When the next administration begins to make difficult choices about its national defense priorities, force structure will be a key concern -- and a critical piece of that debate will involve the balance between soldiers, civilians and contractors, said Nelson Ford, under secretary of the Army, at a discussion at the Brookings Institution yesterday.
"Any serious or purposeful discussion of size must include the role of contractors, without them much of the Army's mission would be simply impossible," said Ford.
While he described contractors as indispensable to current military operations, he asked, "Are they more or less expensive than Army civilians or soldiers? What are the associated costs with having contractors on the battlefield?"

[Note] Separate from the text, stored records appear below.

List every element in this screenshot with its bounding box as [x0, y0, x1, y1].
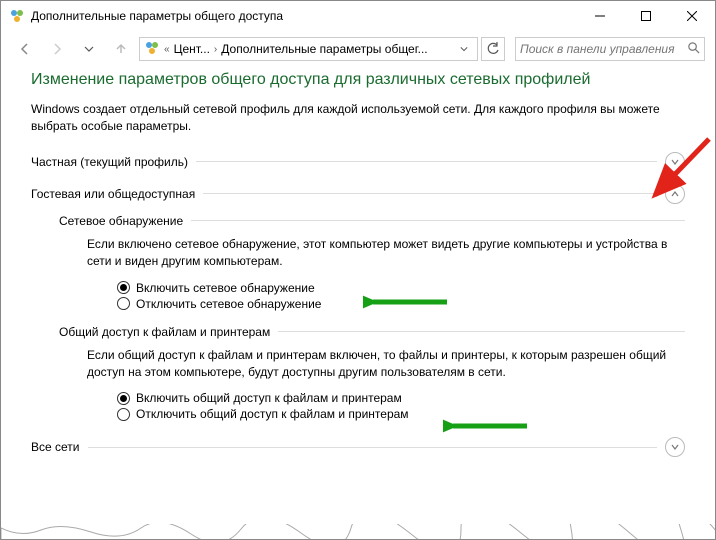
section-guest-label: Гостевая или общедоступная: [31, 187, 195, 201]
expand-icon[interactable]: [665, 152, 685, 172]
minimize-button[interactable]: [577, 1, 623, 31]
up-button[interactable]: [107, 35, 135, 63]
subsection-network-discovery-label: Сетевое обнаружение: [59, 214, 183, 228]
subsection-file-printer-sharing-label: Общий доступ к файлам и принтерам: [59, 325, 270, 339]
addressbar-dropdown-button[interactable]: [455, 38, 473, 60]
breadcrumb-chevron-icon: ›: [214, 44, 217, 55]
section-private[interactable]: Частная (текущий профиль): [31, 150, 685, 174]
window-title: Дополнительные параметры общего доступа: [31, 9, 577, 23]
radio-icon: [117, 408, 130, 421]
back-button[interactable]: [11, 35, 39, 63]
breadcrumb-chevron-icon: «: [164, 44, 170, 55]
radio-enable-network-discovery[interactable]: Включить сетевое обнаружение: [117, 281, 685, 295]
radio-disable-network-discovery[interactable]: Отключить сетевое обнаружение: [117, 297, 685, 311]
radio-label: Отключить сетевое обнаружение: [136, 297, 321, 311]
radio-label: Включить сетевое обнаружение: [136, 281, 315, 295]
close-button[interactable]: [669, 1, 715, 31]
page-heading: Изменение параметров общего доступа для …: [31, 71, 685, 89]
radio-icon: [117, 297, 130, 310]
network-icon: [144, 40, 160, 59]
section-private-label: Частная (текущий профиль): [31, 155, 188, 169]
breadcrumb-item[interactable]: Цент...: [174, 42, 210, 56]
radio-label: Отключить общий доступ к файлам и принте…: [136, 407, 409, 421]
radio-label: Включить общий доступ к файлам и принтер…: [136, 391, 402, 405]
maximize-button[interactable]: [623, 1, 669, 31]
breadcrumb-item[interactable]: Дополнительные параметры общег...: [221, 42, 427, 56]
refresh-button[interactable]: [481, 37, 505, 61]
titlebar: Дополнительные параметры общего доступа: [1, 1, 715, 31]
radio-disable-file-printer-sharing[interactable]: Отключить общий доступ к файлам и принте…: [117, 407, 685, 421]
radio-icon: [117, 281, 130, 294]
section-all-networks[interactable]: Все сети: [31, 435, 685, 459]
subsection-network-discovery: Сетевое обнаружение: [59, 214, 685, 228]
recent-locations-button[interactable]: [75, 35, 103, 63]
subsection-file-printer-sharing: Общий доступ к файлам и принтерам: [59, 325, 685, 339]
radio-icon: [117, 392, 130, 405]
collapse-icon[interactable]: [665, 184, 685, 204]
page-subtext: Windows создает отдельный сетевой профил…: [31, 101, 685, 136]
torn-edge-decoration: [1, 524, 716, 540]
searchbox[interactable]: [515, 37, 705, 61]
search-icon[interactable]: [687, 41, 700, 57]
section-all-networks-label: Все сети: [31, 440, 80, 454]
forward-button[interactable]: [43, 35, 71, 63]
search-input[interactable]: [520, 42, 687, 56]
file-printer-sharing-desc: Если общий доступ к файлам и принтерам в…: [87, 347, 685, 382]
addressbar[interactable]: « Цент... › Дополнительные параметры общ…: [139, 37, 478, 61]
expand-icon[interactable]: [665, 437, 685, 457]
radio-enable-file-printer-sharing[interactable]: Включить общий доступ к файлам и принтер…: [117, 391, 685, 405]
section-guest[interactable]: Гостевая или общедоступная: [31, 182, 685, 206]
app-icon: [9, 8, 25, 24]
network-discovery-desc: Если включено сетевое обнаружение, этот …: [87, 236, 685, 271]
navbar: « Цент... › Дополнительные параметры общ…: [1, 31, 715, 67]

Ford said 60 National Guard security companies are on the ground in Iraq, mostly doing force protection for light trucks -- contractor trucks. "That's a cost of having a contractor on the ground."
The Army currently has 230,000 civilians, 130,000 permanent contractors and180,000 temporary contractors -- though Ford called the number for temporary contractors an educated guess, saying, "We really don't know how many contractors we have."
During his first week at the Pentagon, back in 2002, Ford was in a meeting where officials discussed the appropriate role of contractors on the battlefield. "I've got to say that that conversation has not gone forward very effectively. We still don't understand that."
While these issues won't be resolved on his watch, Ford said they will be central to the next administration's decisions about how large the Army should be and what it should be tasked to do.